Dr Davoren said she does not agree with the diagnosis of schizophrenia, but if the jury finds that Mr Ibe was suffering from a mental disorder, she said that does not automatically mean that he is entitled to the special verdict.
Dr Davoren said the jury must also be satisfied that as a result of a mental disorder, Mr Ibe either did not know the nature and quality of his actions, or did not know his actions were wrong, or was unable to refrain from killing Mr Kennedy.
Dr Davoren said Mr Ibe told her that as he was stabbing Mr Kennedy, he knew it would harm him and, therefore, he did know the nature and quality of his actions. She said he also said that he knew stabbing Mr Kennedy was wrong and at no point did he think it was the right thing to do.
She said he showed his ability to form an intent by engaging in a series of deliberate acts, including taking the butter knife, travelling from Dublin to Kildare by taxi, going to Mr Kennedy's home, banging on the door and then breaking in when there was no answer. Those deliberate acts showed no evidence that Mr Ibe was unable to refrain from the assault, she said.
Dr Davoren also did not agree that Mr Ibe could be found guilty of manslaughter instead of murder due to diminished responsibility. She said there was no evidence that his capacity to form the intent to cause serious harm to Mr Kennedy was significantly impaired.

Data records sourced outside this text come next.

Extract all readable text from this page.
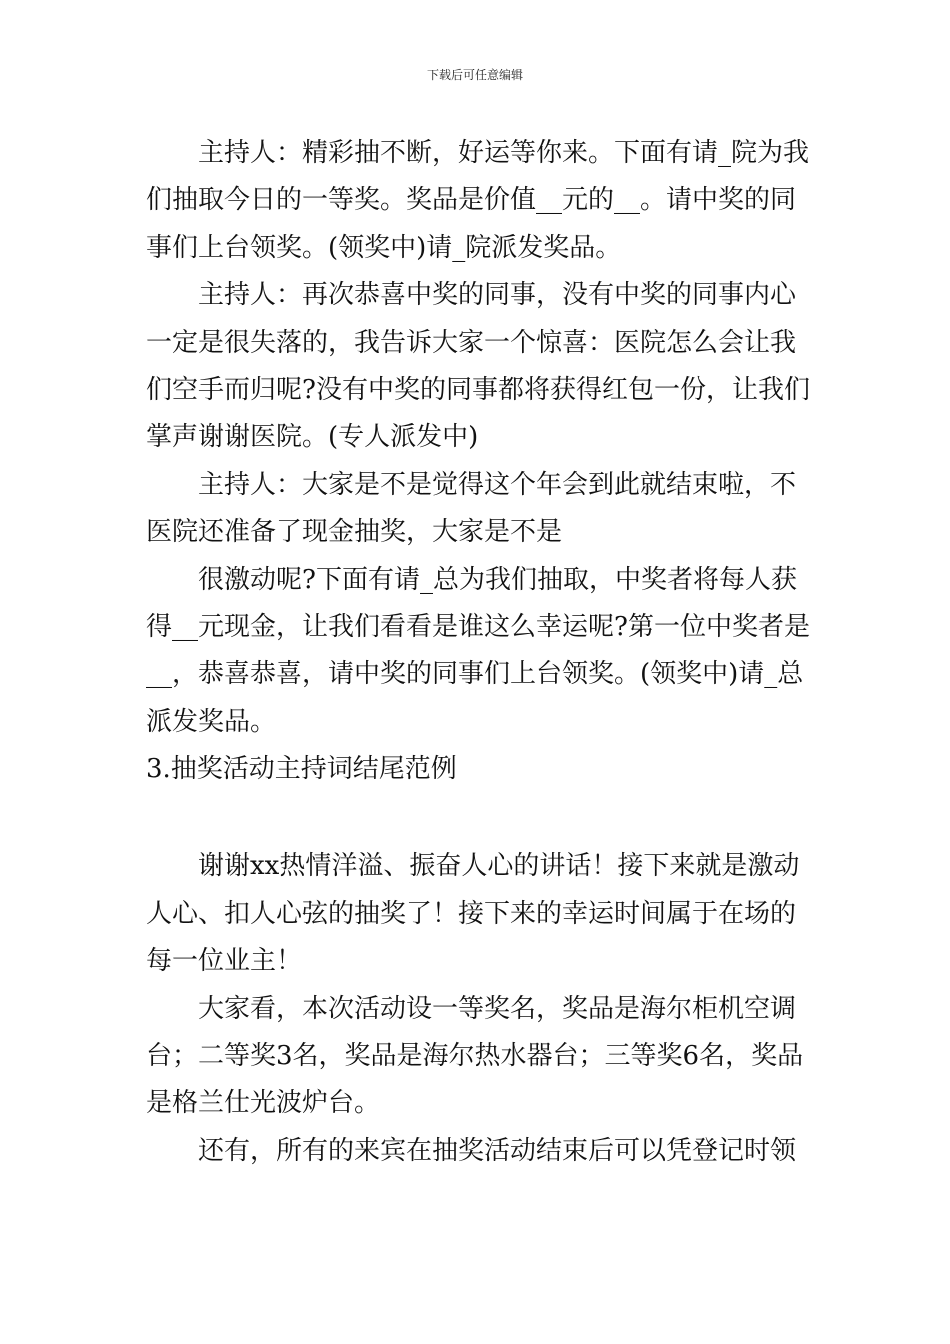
下载后可任意编辑
主持人：精彩抽不断，好运等你来。下面有请_院为我
们抽取今日的一等奖。奖品是价值__元的__。请中奖的同
事们上台领奖。(领奖中)请_院派发奖品。
主持人：再次恭喜中奖的同事，没有中奖的同事内心
一定是很失落的，我告诉大家一个惊喜：医院怎么会让我
们空手而归呢?没有中奖的同事都将获得红包一份，让我们
掌声谢谢医院。(专人派发中)
主持人：大家是不是觉得这个年会到此就结束啦，不
医院还准备了现金抽奖，大家是不是
很激动呢?下面有请_总为我们抽取，中奖者将每人获
得__元现金，让我们看看是谁这么幸运呢?第一位中奖者是
__，恭喜恭喜，请中奖的同事们上台领奖。(领奖中)请_总
派发奖品。
3.抽奖活动主持词结尾范例
谢谢xx热情洋溢、振奋人心的讲话！接下来就是激动
人心、扣人心弦的抽奖了！接下来的幸运时间属于在场的
每一位业主！
大家看，本次活动设一等奖名，奖品是海尔柜机空调
台；二等奖3名，奖品是海尔热水器台；三等奖6名，奖品
是格兰仕光波炉台。
还有，所有的来宾在抽奖活动结束后可以凭登记时领
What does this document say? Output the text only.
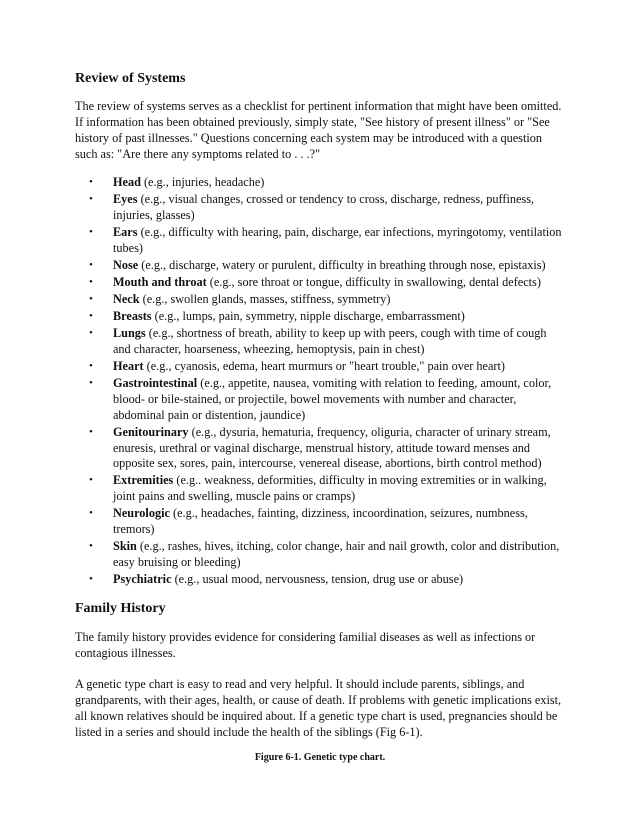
Review of Systems

The review of systems serves as a checklist for pertinent information that might have been omitted. If information has been obtained previously, simply state, "See history of present illness" or "See history of past illnesses." Questions concerning each system may be introduced with a question such as: "Are there any symptoms related to . . .?"

• Head (e.g., injuries, headache)
• Eyes (e.g., visual changes, crossed or tendency to cross, discharge, redness, puffiness, injuries, glasses)
• Ears (e.g., difficulty with hearing, pain, discharge, ear infections, myringotomy, ventilation tubes)
• Nose (e.g., discharge, watery or purulent, difficulty in breathing through nose, epistaxis)
• Mouth and throat (e.g., sore throat or tongue, difficulty in swallowing, dental defects)
• Neck (e.g., swollen glands, masses, stiffness, symmetry)
• Breasts (e.g., lumps, pain, symmetry, nipple discharge, embarrassment)
• Lungs (e.g., shortness of breath, ability to keep up with peers, cough with time of cough and character, hoarseness, wheezing, hemoptysis, pain in chest)
• Heart (e.g., cyanosis, edema, heart murmurs or "heart trouble," pain over heart)
• Gastrointestinal (e.g., appetite, nausea, vomiting with relation to feeding, amount, color, blood- or bile-stained, or projectile, bowel movements with number and character, abdominal pain or distention, jaundice)
• Genitourinary (e.g., dysuria, hematuria, frequency, oliguria, character of urinary stream, enuresis, urethral or vaginal discharge, menstrual history, attitude toward menses and opposite sex, sores, pain, intercourse, venereal disease, abortions, birth control method)
• Extremities (e.g.. weakness, deformities, difficulty in moving extremities or in walking, joint pains and swelling, muscle pains or cramps)
• Neurologic (e.g., headaches, fainting, dizziness, incoordination, seizures, numbness, tremors)
• Skin (e.g., rashes, hives, itching, color change, hair and nail growth, color and distribution, easy bruising or bleeding)
• Psychiatric (e.g., usual mood, nervousness, tension, drug use or abuse)
Family History

The family history provides evidence for considering familial diseases as well as infections or contagious illnesses.

A genetic type chart is easy to read and very helpful. It should include parents, siblings, and grandparents, with their ages, health, or cause of death. If problems with genetic implications exist, all known relatives should be inquired about. If a genetic type chart is used, pregnancies should be listed in a series and should include the health of the siblings (Fig 6-1).

Figure 6-1. Genetic type chart.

In disagreeing with diagnosis of schizophrenia, Dr Davoren said an alternative explanation for Mr Ibe's assault on the deceased was anger and resentment after the row that resulted in Mr Kennedy calling gardaí and Mr Ibe being put out of the house and moving to a homeless shelter.
The trial continues on Thursday before Ms Justice Melanie Greally and a jury of six men and six women.